DS: Over the last several years, each of our annual budgets has required performance improvement strategies, and each year probably the No. 1 single opportunity for improvement has been supply chain, through the integration of the group purchasing organization and our purchasing team. It’s important to make sure you’re gaining the pricing that's appropriate for the size of this organization. This includes creating a multiyear capital plan to know what you have coming down the pike so you can negotiate the best price, not only for what you’re buying today but what you’re likely buying over the next two or three years.

Imaging is a classic example.
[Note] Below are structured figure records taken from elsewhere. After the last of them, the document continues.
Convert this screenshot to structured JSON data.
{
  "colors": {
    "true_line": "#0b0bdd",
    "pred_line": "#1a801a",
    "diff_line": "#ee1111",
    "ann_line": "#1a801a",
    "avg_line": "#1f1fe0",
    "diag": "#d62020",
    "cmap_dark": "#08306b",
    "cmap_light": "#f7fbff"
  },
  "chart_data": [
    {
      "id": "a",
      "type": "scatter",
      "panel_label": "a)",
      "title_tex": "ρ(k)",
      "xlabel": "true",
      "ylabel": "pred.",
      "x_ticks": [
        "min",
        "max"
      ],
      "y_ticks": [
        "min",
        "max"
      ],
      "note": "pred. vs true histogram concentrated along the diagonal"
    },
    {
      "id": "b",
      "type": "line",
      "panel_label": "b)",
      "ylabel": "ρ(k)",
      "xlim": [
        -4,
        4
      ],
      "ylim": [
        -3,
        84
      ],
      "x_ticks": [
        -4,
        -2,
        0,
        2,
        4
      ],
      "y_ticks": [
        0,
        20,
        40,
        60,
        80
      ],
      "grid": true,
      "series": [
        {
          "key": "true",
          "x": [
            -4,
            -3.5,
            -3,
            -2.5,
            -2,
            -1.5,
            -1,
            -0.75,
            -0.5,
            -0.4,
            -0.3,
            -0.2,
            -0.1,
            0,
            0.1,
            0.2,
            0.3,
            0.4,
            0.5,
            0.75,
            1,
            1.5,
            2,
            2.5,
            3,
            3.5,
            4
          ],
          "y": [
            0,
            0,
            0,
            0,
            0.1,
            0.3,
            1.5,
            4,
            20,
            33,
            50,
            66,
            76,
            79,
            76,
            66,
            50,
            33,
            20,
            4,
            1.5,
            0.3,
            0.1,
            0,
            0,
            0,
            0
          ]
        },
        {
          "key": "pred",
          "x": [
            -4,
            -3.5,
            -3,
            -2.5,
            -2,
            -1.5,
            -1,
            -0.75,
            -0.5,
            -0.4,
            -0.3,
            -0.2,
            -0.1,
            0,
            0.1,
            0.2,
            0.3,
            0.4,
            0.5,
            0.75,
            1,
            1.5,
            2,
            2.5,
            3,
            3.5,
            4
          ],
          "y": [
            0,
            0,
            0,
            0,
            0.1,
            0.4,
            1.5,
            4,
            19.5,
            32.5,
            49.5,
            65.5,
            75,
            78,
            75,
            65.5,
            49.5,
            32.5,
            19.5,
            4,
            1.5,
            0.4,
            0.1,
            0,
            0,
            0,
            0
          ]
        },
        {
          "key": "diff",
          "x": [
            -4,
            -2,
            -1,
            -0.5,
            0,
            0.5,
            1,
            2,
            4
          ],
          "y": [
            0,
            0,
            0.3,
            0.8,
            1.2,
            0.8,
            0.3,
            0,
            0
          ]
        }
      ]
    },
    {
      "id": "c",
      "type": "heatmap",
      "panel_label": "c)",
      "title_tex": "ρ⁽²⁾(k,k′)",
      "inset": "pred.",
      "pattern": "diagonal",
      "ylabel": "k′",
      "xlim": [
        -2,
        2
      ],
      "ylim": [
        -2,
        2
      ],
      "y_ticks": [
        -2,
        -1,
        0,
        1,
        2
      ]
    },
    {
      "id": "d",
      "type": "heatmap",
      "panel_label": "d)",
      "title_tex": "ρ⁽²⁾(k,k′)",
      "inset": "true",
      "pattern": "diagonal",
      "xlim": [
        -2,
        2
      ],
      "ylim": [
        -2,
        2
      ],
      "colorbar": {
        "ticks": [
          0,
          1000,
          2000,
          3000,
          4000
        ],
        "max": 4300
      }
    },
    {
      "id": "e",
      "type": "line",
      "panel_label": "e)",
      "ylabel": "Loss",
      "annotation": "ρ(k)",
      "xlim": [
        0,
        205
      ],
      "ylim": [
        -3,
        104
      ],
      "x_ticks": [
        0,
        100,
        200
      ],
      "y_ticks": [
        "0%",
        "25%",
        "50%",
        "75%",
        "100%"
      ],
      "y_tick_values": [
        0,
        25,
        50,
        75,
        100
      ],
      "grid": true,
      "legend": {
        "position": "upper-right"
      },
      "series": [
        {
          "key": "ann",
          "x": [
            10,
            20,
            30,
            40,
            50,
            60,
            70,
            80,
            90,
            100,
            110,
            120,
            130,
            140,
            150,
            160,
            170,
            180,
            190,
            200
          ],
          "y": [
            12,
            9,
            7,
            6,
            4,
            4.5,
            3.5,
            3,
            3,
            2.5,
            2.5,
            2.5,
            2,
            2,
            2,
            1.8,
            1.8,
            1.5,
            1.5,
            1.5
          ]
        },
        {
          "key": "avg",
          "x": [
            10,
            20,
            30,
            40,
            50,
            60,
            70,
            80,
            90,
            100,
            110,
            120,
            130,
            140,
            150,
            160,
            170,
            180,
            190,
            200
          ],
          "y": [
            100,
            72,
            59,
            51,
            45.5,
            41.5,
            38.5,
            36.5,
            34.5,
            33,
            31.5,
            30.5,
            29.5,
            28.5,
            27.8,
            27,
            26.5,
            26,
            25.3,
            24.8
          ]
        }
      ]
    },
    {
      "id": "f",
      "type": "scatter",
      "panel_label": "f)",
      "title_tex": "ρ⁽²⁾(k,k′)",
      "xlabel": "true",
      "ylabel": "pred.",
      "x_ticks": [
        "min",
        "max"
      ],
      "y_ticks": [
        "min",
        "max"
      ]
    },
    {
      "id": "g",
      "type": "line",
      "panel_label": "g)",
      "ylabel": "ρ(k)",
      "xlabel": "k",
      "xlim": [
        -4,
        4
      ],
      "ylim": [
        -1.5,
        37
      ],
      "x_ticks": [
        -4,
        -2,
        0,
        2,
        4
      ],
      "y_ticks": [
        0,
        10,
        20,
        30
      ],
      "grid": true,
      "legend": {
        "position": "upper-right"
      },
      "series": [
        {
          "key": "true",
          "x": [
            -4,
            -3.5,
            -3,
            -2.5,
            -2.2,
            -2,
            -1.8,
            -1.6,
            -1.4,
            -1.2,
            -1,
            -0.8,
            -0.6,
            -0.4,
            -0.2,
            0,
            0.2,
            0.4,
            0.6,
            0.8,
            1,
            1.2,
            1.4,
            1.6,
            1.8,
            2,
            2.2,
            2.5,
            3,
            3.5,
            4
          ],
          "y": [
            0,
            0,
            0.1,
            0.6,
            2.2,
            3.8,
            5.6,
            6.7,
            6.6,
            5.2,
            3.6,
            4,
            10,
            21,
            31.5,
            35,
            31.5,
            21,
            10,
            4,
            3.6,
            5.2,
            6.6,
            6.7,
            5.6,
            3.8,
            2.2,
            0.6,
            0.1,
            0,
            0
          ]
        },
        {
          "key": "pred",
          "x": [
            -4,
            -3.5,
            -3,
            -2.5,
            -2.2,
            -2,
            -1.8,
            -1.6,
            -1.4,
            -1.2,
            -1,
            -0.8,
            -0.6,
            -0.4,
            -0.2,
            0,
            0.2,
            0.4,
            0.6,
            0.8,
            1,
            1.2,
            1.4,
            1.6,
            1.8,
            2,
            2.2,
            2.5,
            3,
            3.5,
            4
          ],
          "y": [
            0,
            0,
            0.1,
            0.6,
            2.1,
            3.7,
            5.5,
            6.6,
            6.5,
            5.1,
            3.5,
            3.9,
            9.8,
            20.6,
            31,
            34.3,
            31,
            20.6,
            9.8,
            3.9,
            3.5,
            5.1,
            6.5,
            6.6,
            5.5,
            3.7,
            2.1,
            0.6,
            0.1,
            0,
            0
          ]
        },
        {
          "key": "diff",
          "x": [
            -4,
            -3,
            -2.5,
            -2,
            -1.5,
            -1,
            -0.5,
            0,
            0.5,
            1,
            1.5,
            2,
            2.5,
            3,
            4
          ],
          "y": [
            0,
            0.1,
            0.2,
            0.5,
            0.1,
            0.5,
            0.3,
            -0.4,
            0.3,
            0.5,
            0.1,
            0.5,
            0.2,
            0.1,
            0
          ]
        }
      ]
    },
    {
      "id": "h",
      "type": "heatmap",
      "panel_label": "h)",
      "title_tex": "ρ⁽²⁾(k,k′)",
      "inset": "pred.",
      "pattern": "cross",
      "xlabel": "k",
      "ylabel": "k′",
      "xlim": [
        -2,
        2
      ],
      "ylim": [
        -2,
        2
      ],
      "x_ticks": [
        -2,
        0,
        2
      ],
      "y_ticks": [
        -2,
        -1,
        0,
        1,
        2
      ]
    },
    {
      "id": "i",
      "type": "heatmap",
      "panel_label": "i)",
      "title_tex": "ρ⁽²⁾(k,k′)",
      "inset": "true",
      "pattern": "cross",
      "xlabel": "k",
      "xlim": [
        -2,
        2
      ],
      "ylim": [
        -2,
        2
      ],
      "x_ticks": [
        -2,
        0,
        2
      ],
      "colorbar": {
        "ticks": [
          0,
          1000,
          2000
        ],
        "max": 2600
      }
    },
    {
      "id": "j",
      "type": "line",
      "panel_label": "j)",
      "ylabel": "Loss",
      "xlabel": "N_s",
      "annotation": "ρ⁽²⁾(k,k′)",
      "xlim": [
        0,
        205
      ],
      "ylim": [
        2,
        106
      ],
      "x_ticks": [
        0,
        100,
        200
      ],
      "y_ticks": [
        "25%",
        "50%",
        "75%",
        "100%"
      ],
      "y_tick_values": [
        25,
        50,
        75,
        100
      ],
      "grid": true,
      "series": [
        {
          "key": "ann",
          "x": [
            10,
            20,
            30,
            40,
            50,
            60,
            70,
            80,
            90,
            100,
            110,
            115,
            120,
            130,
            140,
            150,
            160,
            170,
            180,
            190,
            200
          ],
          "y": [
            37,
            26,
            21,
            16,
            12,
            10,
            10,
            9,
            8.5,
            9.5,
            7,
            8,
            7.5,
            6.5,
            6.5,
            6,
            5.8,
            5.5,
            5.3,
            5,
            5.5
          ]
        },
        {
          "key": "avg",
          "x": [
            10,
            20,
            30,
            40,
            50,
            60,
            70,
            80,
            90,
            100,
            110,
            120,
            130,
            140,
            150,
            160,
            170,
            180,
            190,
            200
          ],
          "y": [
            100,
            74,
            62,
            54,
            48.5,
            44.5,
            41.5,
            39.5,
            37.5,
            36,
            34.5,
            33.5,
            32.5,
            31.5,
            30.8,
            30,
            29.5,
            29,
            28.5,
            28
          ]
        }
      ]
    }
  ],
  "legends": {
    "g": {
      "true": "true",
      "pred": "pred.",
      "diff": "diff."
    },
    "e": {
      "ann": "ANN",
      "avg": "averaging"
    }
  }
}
If every hospital is negotiating separately with a vendor to buy their next MRI or CT scanner, you will not  receive the same benefit as when you instead employ a three-year strategy of: “I know this hospital’s buying one this year, this hospital’s buying one next year, and two years from now our freestanding radiology group is going to be buying three, so let’s negotiate the purchase price for all five now.”

The other two top cost-containment strategies would be utilization reduction (ordering wisely and reducing excess ancillary utilization) and use of clinical pathways to reduce length of stay to create capacity, as opposed to adding capital expenditures to expand capacity.

These three areas are probably where we gain the most dollars for the effort, as well as working with every department with their individual opportunities that they’ve identified.

Q: If you could pass along one nugget of advice to another hospital CFO, what would it be? 

DS: Accountability. You have to hold each other accountable for goals and outcomes and help the organization monitor those outcomes so we can hold ourselves accountable. If you fail, don’t place blame. Figure out what went wrong. Work together to fix it and then monitor it again. But we have to start with accountability, and if we’ve moved forward with an initiative, monitor those outcomes and make sure we achieve what we set out to do.